What is the El Niño phenomenon?
- El Niño is the warming of sea water in the central-east Equatorial Pacific that occurs every few years.
- During El Niño, surface temperatures in the equatorial Pacific rise, and trade winds — east-west winds that blow near the Equator — weaken. Normally, easterly trade winds blow from the Americas towards Asia.
- Due to El Niño, they falter and change direction to turn into westerlies, bringing warm water from the western Pacific towards the Americas.
- The phenomena of upwelling, where nutrient-rich waters rise towards the surface, is reduced under El Niño.
- This in turn reduces phytoplankton. Thus, fish that eat phytoplankton are affected, followed by other organisms higher up the food chain. Warm waters also carry tropical species towards colder areas, disrupting multiple ecosystems.
- Since the Pacific covers almost one-third of the earth, changes in its temperature and subsequent alteration of wind patterns disrupt global weather patterns.
- El Niño causes dry, warm winter in Northern U.S. and Canada and increases the risk of flooding in the U.S. gulf coast and southeastern U.S. It also brings drought to Indonesia and Australia.
What is La Niña?
- La Niña is the opposite of El Niño. La Niña sees cooler than average sea surface temperature (SST) in the equatorial Pacific region. Trade winds are stronger than usual, pushing warmer water towards Asia.
- On the American west coast, upwelling increases, bringing nutrient-rich water to the surface. Pacific cold waters close to the Americas push jet streams — narrow bands of strong winds in the upper atmosphere — northwards. This leads to drier conditions in Southern U.S., and heavy rainfall in Canada.
- La Niña has also been associated with heavy floods in Australia. Two successive La Niña events in the last two years caused intense flooding in Australia, resulting in significant damage.
What were the study’s findings?
- The combination of El Niño, La Niña, and the neutral state between the two opposite effects is called the El Niño Southern Oscillation (ENSO). Southern oscillations are large-scale changes in sea level pressure in the tropical Pacific region.

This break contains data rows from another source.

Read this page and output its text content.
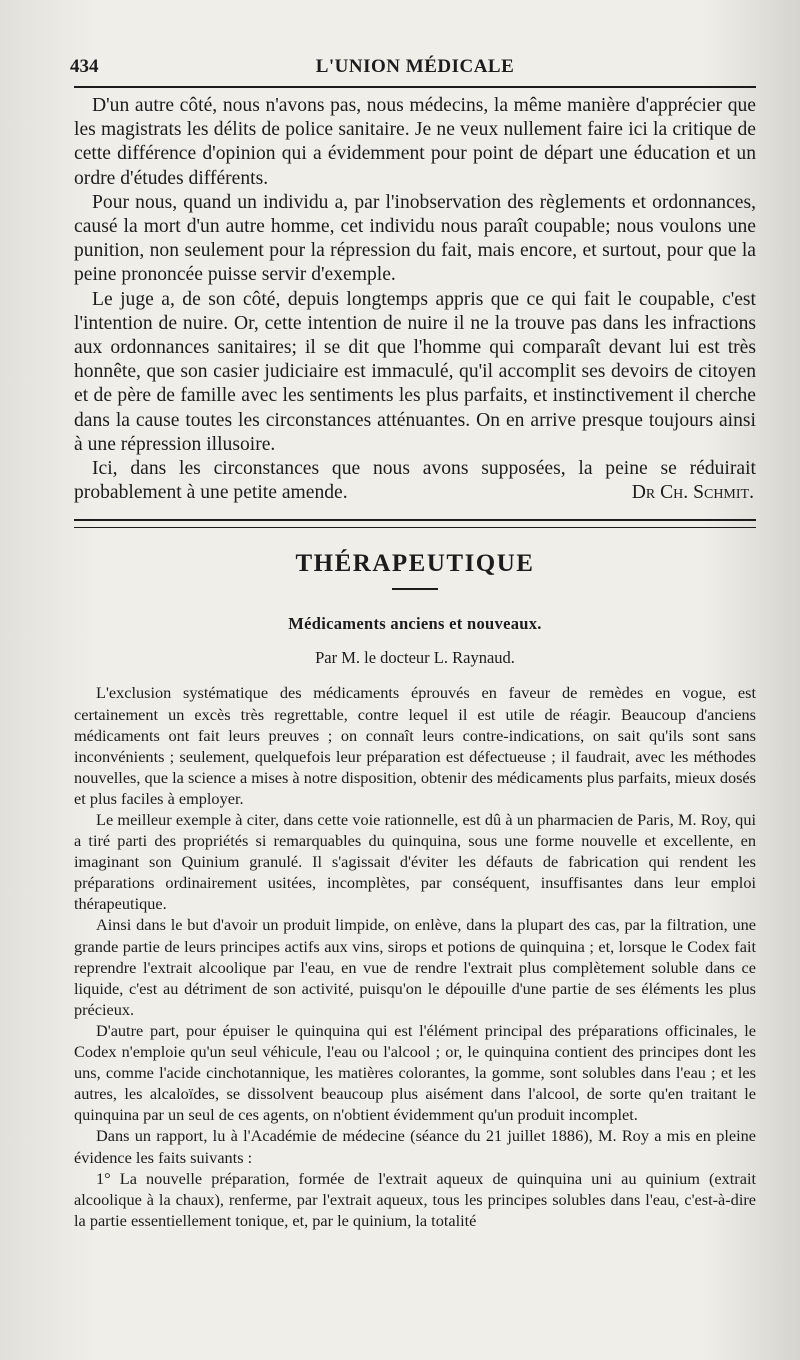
434	L'UNION MÉDICALE

D'un autre côté, nous n'avons pas, nous médecins, la même manière d'apprécier que les magistrats les délits de police sanitaire. Je ne veux nullement faire ici la critique de cette différence d'opinion qui a évidemment pour point de départ une éducation et un ordre d'études différents.

Pour nous, quand un individu a, par l'inobservation des règlements et ordonnances, causé la mort d'un autre homme, cet individu nous paraît coupable; nous voulons une punition, non seulement pour la répression du fait, mais encore, et surtout, pour que la peine prononcée puisse servir d'exemple.

Le juge a, de son côté, depuis longtemps appris que ce qui fait le coupable, c'est l'intention de nuire. Or, cette intention de nuire il ne la trouve pas dans les infractions aux ordonnances sanitaires; il se dit que l'homme qui comparaît devant lui est très honnête, que son casier judiciaire est immaculé, qu'il accomplit ses devoirs de citoyen et de père de famille avec les sentiments les plus parfaits, et instinctivement il cherche dans la cause toutes les circonstances atténuantes. On en arrive presque toujours ainsi à une répression illusoire.

Ici, dans les circonstances que nous avons supposées, la peine se réduirait probablement à une petite amende.	Dr Ch. Schmit.

THÉRAPEUTIQUE
Médicaments anciens et nouveaux.
Par M. le docteur L. Raynaud.

L'exclusion systématique des médicaments éprouvés en faveur de remèdes en vogue, est certainement un excès très regrettable, contre lequel il est utile de réagir. Beaucoup d'anciens médicaments ont fait leurs preuves ; on connaît leurs contre-indications, on sait qu'ils sont sans inconvénients ; seulement, quelquefois leur préparation est défectueuse ; il faudrait, avec les méthodes nouvelles, que la science a mises à notre disposition, obtenir des médicaments plus parfaits, mieux dosés et plus faciles à employer.

Le meilleur exemple à citer, dans cette voie rationnelle, est dû à un pharmacien de Paris, M. Roy, qui a tiré parti des propriétés si remarquables du quinquina, sous une forme nouvelle et excellente, en imaginant son Quinium granulé. Il s'agissait d'éviter les défauts de fabrication qui rendent les préparations ordinairement usitées, incomplètes, par conséquent, insuffisantes dans leur emploi thérapeutique.

Ainsi dans le but d'avoir un produit limpide, on enlève, dans la plupart des cas, par la filtration, une grande partie de leurs principes actifs aux vins, sirops et potions de quinquina ; et, lorsque le Codex fait reprendre l'extrait alcoolique par l'eau, en vue de rendre l'extrait plus complètement soluble dans ce liquide, c'est au détriment de son activité, puisqu'on le dépouille d'une partie de ses éléments les plus précieux.

D'autre part, pour épuiser le quinquina qui est l'élément principal des préparations officinales, le Codex n'emploie qu'un seul véhicule, l'eau ou l'alcool ; or, le quinquina contient des principes dont les uns, comme l'acide cinchotannique, les matières colorantes, la gomme, sont solubles dans l'eau ; et les autres, les alcaloïdes, se dissolvent beaucoup plus aisément dans l'alcool, de sorte qu'en traitant le quinquina par un seul de ces agents, on n'obtient évidemment qu'un produit incomplet.

Dans un rapport, lu à l'Académie de médecine (séance du 21 juillet 1886), M. Roy a mis en pleine évidence les faits suivants :

1° La nouvelle préparation, formée de l'extrait aqueux de quinquina uni au quinium (extrait alcoolique à la chaux), renferme, par l'extrait aqueux, tous les principes solubles dans l'eau, c'est-à-dire la partie essentiellement tonique, et, par le quinium, la totalité
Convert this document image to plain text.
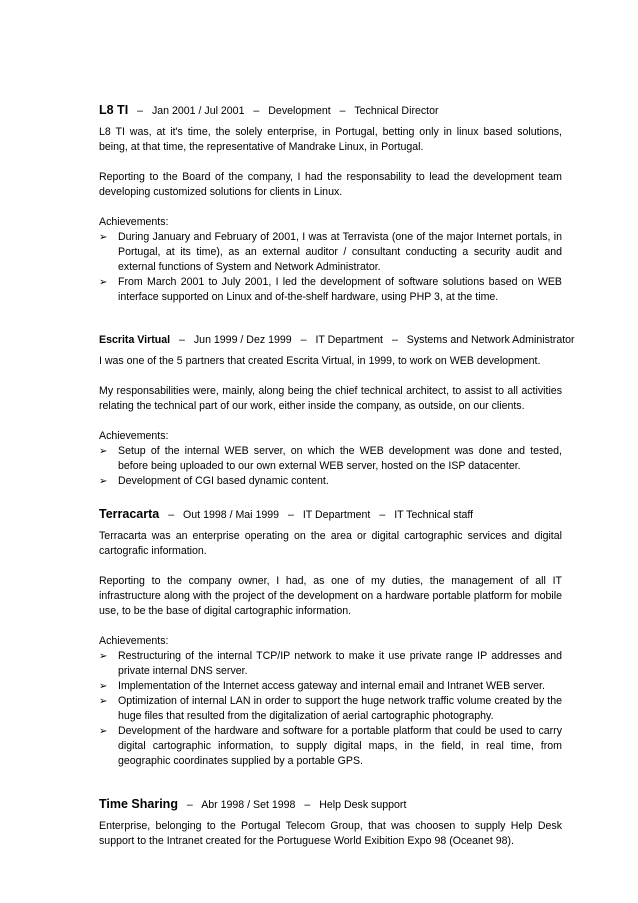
L8 TI – Jan 2001 / Jul 2001 – Development – Technical Director

L8 TI was, at it's time, the solely enterprise, in Portugal, betting only in linux based solutions, being, at that time, the representative of Mandrake Linux, in Portugal.

Reporting to the Board of the company, I had the responsability to lead the development team developing customized solutions for clients in Linux.

Achievements:
➢ During January and February of 2001, I was at Terravista (one of the major Internet portals, in Portugal, at its time), as an external auditor / consultant conducting a security audit and external functions of System and Network Administrator.
➢ From March 2001 to July 2001, I led the development of software solutions based on WEB interface supported on Linux and of-the-shelf hardware, using PHP 3, at the time.
Escrita Virtual – Jun 1999 / Dez 1999 – IT Department – Systems and Network Administrator

I was one of the 5 partners that created Escrita Virtual, in 1999, to work on WEB development.

My responsabilities were, mainly, along being the chief technical architect, to assist to all activities relating the technical part of our work, either inside the company, as outside, on our clients.

Achievements:
➢ Setup of the internal WEB server, on which the WEB development was done and tested, before being uploaded to our own external WEB server, hosted on the ISP datacenter.
➢ Development of CGI based dynamic content.
Terracarta – Out 1998 / Mai 1999 – IT Department – IT Technical staff

Terracarta was an enterprise operating on the area or digital cartographic services and digital cartografic information.

Reporting to the company owner, I had, as one of my duties, the management of all IT infrastructure along with the project of the development on a hardware portable platform for mobile use, to be the base of digital cartographic information.

Achievements:
➢ Restructuring of the internal TCP/IP network to make it use private range IP addresses and private internal DNS server.
➢ Implementation of the Internet access gateway and internal email and Intranet WEB server.
➢ Optimization of internal LAN in order to support the huge network traffic volume created by the huge files that resulted from the digitalization of aerial cartographic photography.
➢ Development of the hardware and software for a portable platform that could be used to carry digital cartographic information, to supply digital maps, in the field, in real time, from geographic coordinates supplied by a portable GPS.
Time Sharing – Abr 1998 / Set 1998 – Help Desk support

Enterprise, belonging to the Portugal Telecom Group, that was choosen to supply Help Desk support to the Intranet created for the Portuguese World Exibition Expo 98 (Oceanet 98).
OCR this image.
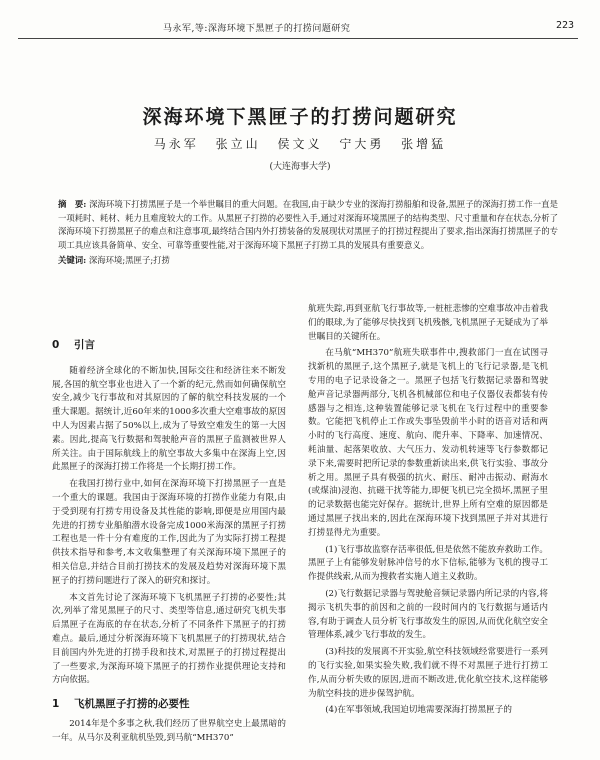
马永军,等:深海环境下黑匣子的打捞问题研究	223
深海环境下黑匣子的打捞问题研究
马永军 张立山 侯文义 宁大勇 张增猛
(大连海事大学)
摘　要: 深海环境下打捞黑匣子是一个举世瞩目的重大问题。在我国,由于缺少专业的深海打捞船舶和设备,黑匣子的深海打捞工作一直是一项耗时、耗材、耗力且难度较大的工作。从黑匣子打捞的必要性入手,通过对深海环境黑匣子的结构类型、尺寸重量和存在状态,分析了深海环境下打捞黑匣子的难点和注意事项,最终结合国内外打捞装备的发展现状对黑匣子的打捞过程提出了要求,指出深海打捞黑匣子的专项工具应该具备简单、安全、可靠等重要性能,对于深海环境下黑匣子打捞工具的发展具有重要意义。
关键词: 深海环境;黑匣子;打捞
0 引言

随着经济全球化的不断加快,国际交往和经济往来不断发展,各国的航空事业也进入了一个新的纪元,然而如何确保航空安全,减少飞行事故和对其原因的了解的航空科技发展的一个重大课题。据统计,近60年来的1000多次重大空难事故的原因中人为因素占据了50%以上,成为了导致空难发生的第一大因素。因此,提高飞行数据和驾驶舱声音的黑匣子监测被世界人所关注。由于国际航线上的航空事故大多集中在深海上空,因此黑匣子的深海打捞工作将是一个长期打捞工作。

在我国打捞行业中,如何在深海环境下打捞黑匣子一直是一个重大的课题。我国由于深海环境的打捞作业能力有限,由于受到现有打捞专用设备及其性能的影响,即便是应用国内最先进的打捞专业船舶潜水设备完成1000米海深的黑匣子打捞工程也是一件十分有难度的工作,因此为了为实际打捞工程提供技术指导和参考,本文收集整理了有关深海环境下黑匣子的相关信息,并结合目前打捞技术的发展及趋势对深海环境下黑匣子的打捞问题进行了深入的研究和探讨。

本文首先讨论了深海环境下飞机黑匣子打捞的必要性;其次,列举了常见黑匣子的尺寸、类型等信息,通过研究飞机失事后黑匣子在海底的存在状态,分析了不同条件下黑匣子的打捞难点。最后,通过分析深海环境下飞机黑匣子的打捞现状,结合目前国内外先进的打捞手段和技术,对黑匣子的打捞过程提出了一些要求,为深海环境下黑匣子的打捞作业提供理论支持和方向依据。

1 飞机黑匣子打捞的必要性

2014年是个多事之秋,我们经历了世界航空史上最黑暗的一年。从马尔及利亚航机坠毁,到马航“MH370”

航班失踪,再到亚航飞行事故等,一桩桩悲惨的空难事故冲击着我们的眼球,为了能够尽快找到飞机残骸,飞机黑匣子无疑成为了举世瞩目的关键所在。

在马航“MH370”航班失联事件中,搜救部门一直在试图寻找新机的黑匣子,这个黑匣子,就是飞机上的飞行记录器,是飞机专用的电子记录设备之一。黑匣子包括飞行数据记录器和驾驶舱声音记录器两部分,飞机各机械部位和电子仪器仪表都装有传感器与之相连,这种装置能够记录飞机在飞行过程中的重要参数。它能把飞机停止工作或失事坠毁前半小时的语音对话和两小时的飞行高度、速度、航向、爬升率、下降率、加速情况、耗油量、起落架收放、大气压力、发动机转速等飞行参数都记录下来,需要时把所记录的参数重新读出来,供飞行实验、事故分析之用。黑匣子具有极强的抗火、耐压、耐冲击振动、耐海水(或煤油)浸泡、抗磁干扰等能力,即便飞机已完全损坏,黑匣子里的记录数据也能完好保存。据统计,世界上所有空难的原因都是通过黑匣子找出来的,因此在深海环境下找到黑匣子并对其进行打捞显得尤为重要。

(1)飞行事故监察存活率很低,但是依然不能放弃救助工作。黑匣子上有能够发射脉冲信号的水下信标,能够为飞机的搜寻工作提供线索,从而为搜救者实施人道主义救助。

(2)飞行数据记录器与驾驶舱音频记录器内所记录的内容,将揭示飞机失事的前因和之前的一段时间内的飞行数据与通话内容,有助于调查人员分析飞行事故发生的原因,从而优化航空安全管理体系,减少飞行事故的发生。

(3)科技的发展离不开实验,航空科技领域经常要进行一系列的飞行实验,如果实验失败,我们就不得不对黑匣子进行打捞工作,从而分析失败的原因,进而不断改进,优化航空技术,这样能够为航空科技的进步保驾护航。

(4)在军事领域,我国迫切地需要深海打捞黑匣子的
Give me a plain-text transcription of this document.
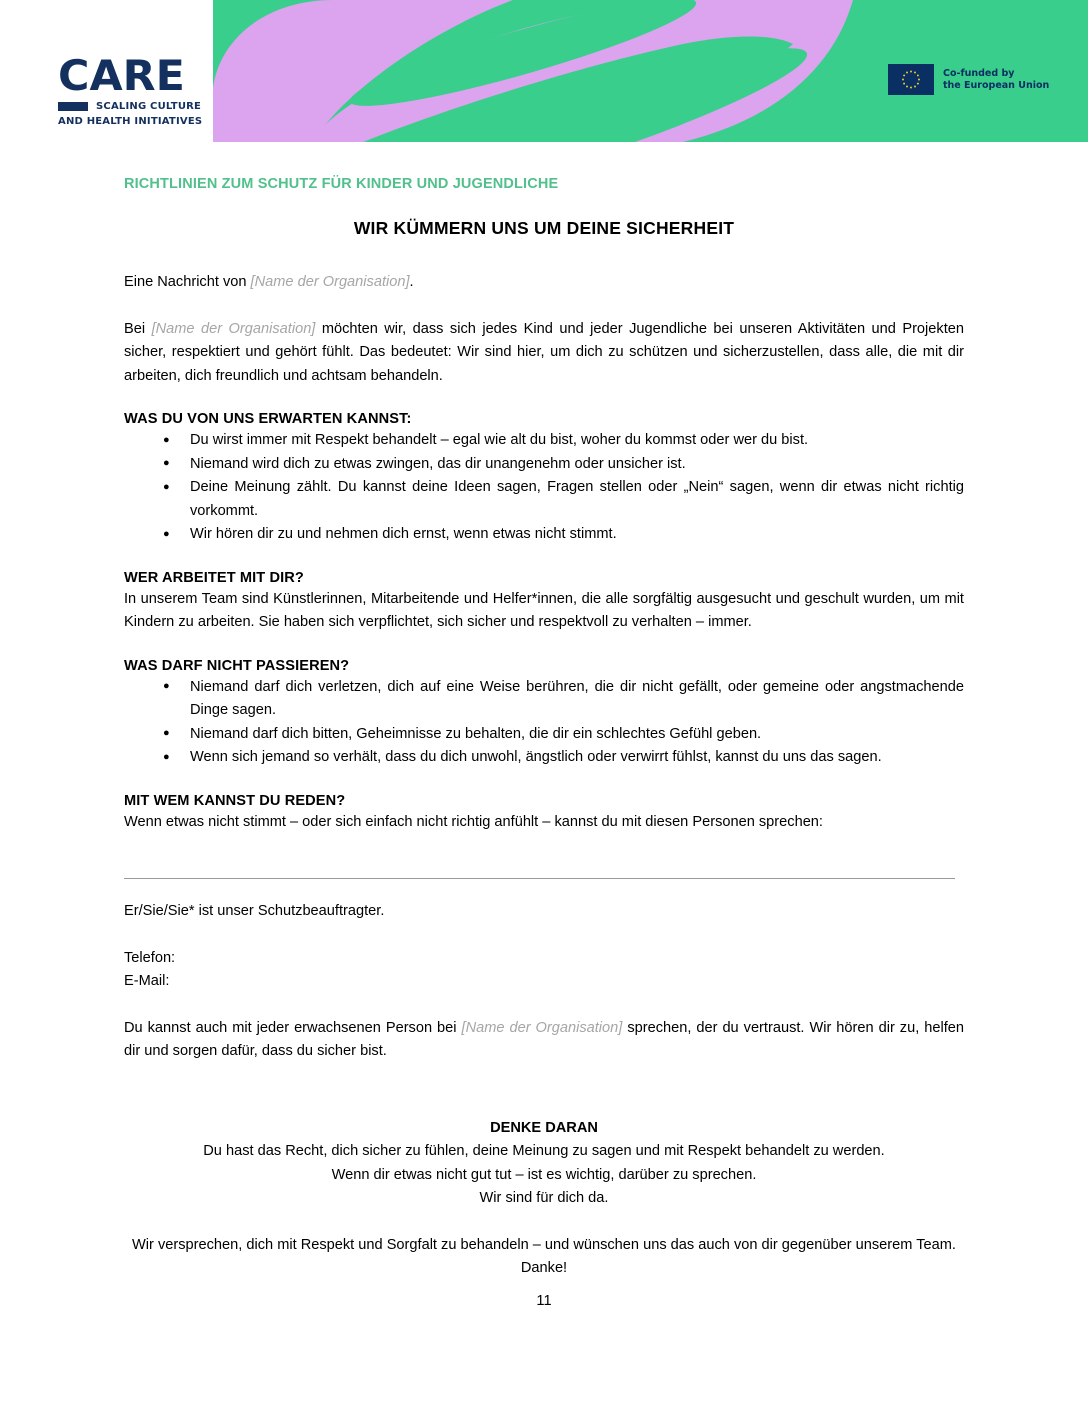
CARE
SCALING CULTURE
AND HEALTH INITIATIVES
Co-funded by
the European Union
RICHTLINIEN ZUM SCHUTZ FÜR KINDER UND JUGENDLICHE
WIR KÜMMERN UNS UM DEINE SICHERHEIT

Eine Nachricht von [Name der Organisation].

Bei [Name der Organisation] möchten wir, dass sich jedes Kind und jeder Jugendliche bei unseren Aktivitäten und Projekten sicher, respektiert und gehört fühlt. Das bedeutet: Wir sind hier, um dich zu schützen und sicherzustellen, dass alle, die mit dir arbeiten, dich freundlich und achtsam behandeln.

WAS DU VON UNS ERWARTEN KANNST:
● Du wirst immer mit Respekt behandelt – egal wie alt du bist, woher du kommst oder wer du bist.
● Niemand wird dich zu etwas zwingen, das dir unangenehm oder unsicher ist.
● Deine Meinung zählt. Du kannst deine Ideen sagen, Fragen stellen oder „Nein“ sagen, wenn dir etwas nicht richtig vorkommt.
● Wir hören dir zu und nehmen dich ernst, wenn etwas nicht stimmt.
WER ARBEITET MIT DIR?

In unserem Team sind Künstlerinnen, Mitarbeitende und Helfer*innen, die alle sorgfältig ausgesucht und geschult wurden, um mit Kindern zu arbeiten. Sie haben sich verpflichtet, sich sicher und respektvoll zu verhalten – immer.

WAS DARF NICHT PASSIEREN?
● Niemand darf dich verletzen, dich auf eine Weise berühren, die dir nicht gefällt, oder gemeine oder angstmachende Dinge sagen.
● Niemand darf dich bitten, Geheimnisse zu behalten, die dir ein schlechtes Gefühl geben.
● Wenn sich jemand so verhält, dass du dich unwohl, ängstlich oder verwirrt fühlst, kannst du uns das sagen.
MIT WEM KANNST DU REDEN?

Wenn etwas nicht stimmt – oder sich einfach nicht richtig anfühlt – kannst du mit diesen Personen sprechen:

Er/Sie/Sie* ist unser Schutzbeauftragter.

Telefon:

E-Mail:

Du kannst auch mit jeder erwachsenen Person bei [Name der Organisation] sprechen, der du vertraust. Wir hören dir zu, helfen dir und sorgen dafür, dass du sicher bist.

DENKE DARAN
Du hast das Recht, dich sicher zu fühlen, deine Meinung zu sagen und mit Respekt behandelt zu werden.
Wenn dir etwas nicht gut tut – ist es wichtig, darüber zu sprechen.
Wir sind für dich da.
Wir versprechen, dich mit Respekt und Sorgfalt zu behandeln – und wünschen uns das auch von dir gegenüber unserem Team. Danke!
11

- ENSO’s scale is significant enough to influence global climate. According to the study, published in the Nature Communications journal, increased SST variability from ENSO in the eastern Equatorial Pacific (EP) will emerge around 2030 ( error margin of +/- 6 years), more than a decade earlier than that of the central Pacific (CP) ENSO. If CP and EP are not separated, SST variability from ENSO will occur almost four decades earlier than previously suggested.
- Changes in the equatorial Pacific will be visible first due to a stronger increase in the EP-ENSO rainfall response, leading to increased SST variability.
What is the effect on India’s monsoons?
- In India, El Niño causes weak rainfall and more heat, while La Niña intensifies rainfall across South Asia, particularly in India’s northwest and Bangladesh during the monsoon.
- At present, India, like the rest of the globe, is witnessing an extended ‘triple dip’ La Niña. As reported by The Hindu, this, in part, is why India saw surplus rain in September, a month that usually sees the monsoon retreat, for the third year in a row.